Es ist mal wieder eine dieser schier unglaublichen Geschichten, von denen Martina Hausmann in ihrer Läufer-Karriere schon verdammt viele geliefert hat: Diesmal spielt die neueste Episode der Würzburger Extremsportlerin an der Côte d'Azur, wo in Antibes ein Sechs-Tage-Gehen auf dem Programm stand. Die Yogalehrerin hatte vor Jahresfrist den Weltrekord in dieser Konkurrenz gerade einmal um acht Kilometer verfehlt, jetzt wollte sie unbedingt die Weltbestmarke von 616,025 Kilometern knacken.
Doch bei 80 Prozent Luftfeuchtigkeit und Temperaturen um 30 Grad warf sie dieses ehrgeizige Ziel auf dem holprigen Ein-Kilometer-Kurs schnell über Bord und passte ihre Taktik an die Gegebenheiten an. „Tagsüber bin ich eher moderat gelaufen und habe mich von alkoholfreiem Bier ernährt, um dann nachts zu Höchstform aufzulaufen“, sagt Hausmann, für die das Ergebnis nach 24 Stunden zunächst eine Enttäuschung war: „Ich hatte gerade einmal 115 Kilometer zurückgelegt.“
Hausmann, die erst vor zwei Jahren vom Extrem-Laufen zum Gehen gewechselt ist, lag da aber auf dem vierten Gesamtrang aller Starter. Das war Ansporn genug, einen Zahn zuzulegen. Sie war eine der wenigen Geherinnen, die quasi nonstop ihre Runden drehte, während die Konkurrenz stundenlang schlief. „Wer schläft, der hat schon verloren“, meint Hausmann, die immer wieder Mühen hatte, im Gehen zu bleiben und nicht ins Laufen zu wechseln.
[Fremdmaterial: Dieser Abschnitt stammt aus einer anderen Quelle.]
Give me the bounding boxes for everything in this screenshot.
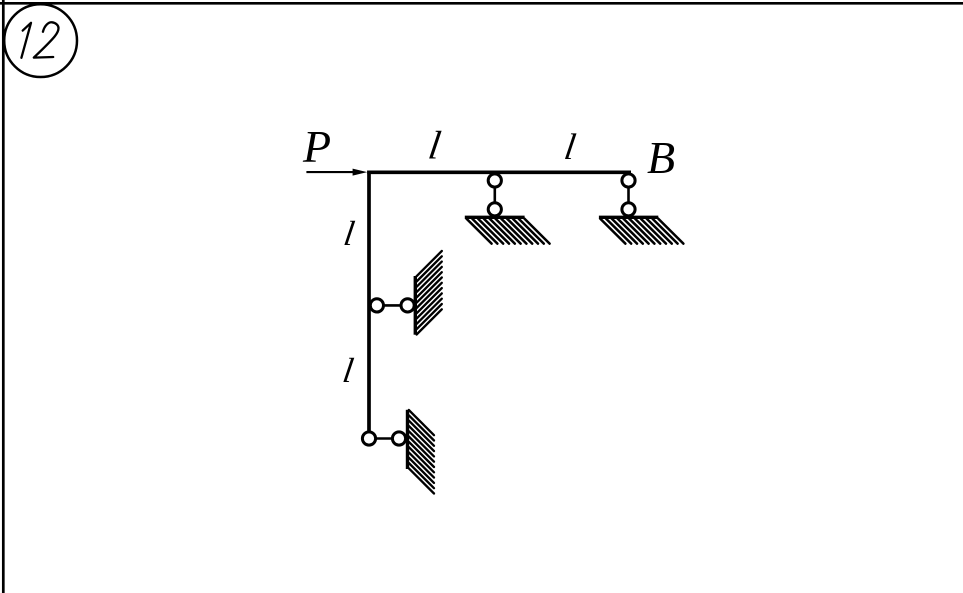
- svg-text:l: l: [426, 123, 444, 168]
- label P: [302, 121, 331, 172]
- wall support 1 wall line: [414, 276, 417, 335]
- label l vertical span 1: [341, 214, 357, 253]
- mid support lower hinge: [488, 203, 501, 216]
- support B pendulum link: [627, 181, 630, 210]
- label l span 1: [426, 123, 444, 168]
- mid support ground hatching: [466, 219, 549, 244]
- wall support 1 link: [377, 304, 408, 307]
- mid support pendulum link: [493, 181, 496, 210]
- problem number circle 12: [4, 4, 77, 77]
- support B upper hinge: [622, 174, 635, 187]
- force P arrow line: [306, 171, 354, 173]
- wall support 2 wall hatching: [409, 410, 434, 494]
- label l vertical span 2: [340, 351, 356, 390]
- svg-text:P: P: [302, 121, 331, 172]
- svg-text:l: l: [340, 351, 356, 390]
- svg-text:l: l: [341, 214, 357, 253]
- wall support 2 link: [369, 437, 399, 440]
- horizontal beam: [367, 170, 631, 174]
- wall support 2 hinge at wall: [392, 432, 405, 445]
- page border top line: [0, 2, 963, 5]
- label B: [647, 132, 675, 183]
- support B ground line: [599, 216, 658, 219]
- mid support ground line: [465, 216, 525, 219]
- mid support upper hinge: [488, 174, 501, 187]
- wall support 2 wall line: [406, 410, 409, 469]
- label l span 2: [562, 127, 579, 168]
- wall support 1 hinge at beam: [370, 299, 383, 312]
- force P arrowhead: [353, 169, 368, 176]
- support B lower hinge: [622, 203, 635, 216]
- wall support 1 wall hatching: [417, 251, 442, 335]
- vertical beam: [367, 171, 371, 432]
- page border left line: [2, 0, 5, 593]
- wall support 2 hinge at beam end: [362, 432, 375, 445]
- support B ground hatching: [600, 219, 683, 244]
- svg-text:B: B: [647, 132, 675, 183]
- wall support 1 hinge at wall: [401, 299, 414, 312]
- svg-text:l: l: [562, 127, 579, 168]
Überall wachten die mit Feldstechern bewaffneten Regelhüter. Nach vier Tagen hatte die bei den Frauen souverän führende Würzburgerin auch Rang zwei im Gesamtklassement inne – und den wollte sie auch nicht mehr hergeben.
Der versierte Geher Daniel Dauphin bekam dies zu spüren, der vier Tage lang versuchte, Hausmann einzuholen. Nach der Kilometerleistung schaute sie gar nicht mehr – sie war voll und ganz in die Jagd gegen Dauphin vertieft. Zum guten Glück hatte sie im Schotten Alan Young einen perfekten Betreuer zur Seite, der vom Sockenwaschen über Fußmassagen bis hin zur Eiscreme alles lieferte, was Hausmanns Herz in Frankreich begehrte. Die Würzburgerin hielt Dauphin schließlich auf einen Abstand zwischen acht und zehn Kilometern. Der vor ihr gehende Spanier Bernardo Jose-Mora war unangreifbar und marschierte stets 20 bis 30 Kilometer voraus. Der letzte Tag entpuppte sich zum heißesten Tag der Veranstaltung. Eine halbe Stunde vor Zielschluss, definitiv uneinholbar für den Nachfolger, legte Martina Hausmann vor dem Eingang zu den Duschen die Startnummer ab und beendete das Unternehmen als beste Frau nach 552,499 km. Der Spanier Jose Mora siegte mit zurückgelegten 581,183 Kilometern. Dritter wurde Daniel Dauphin aus Frankreich (543,218 km).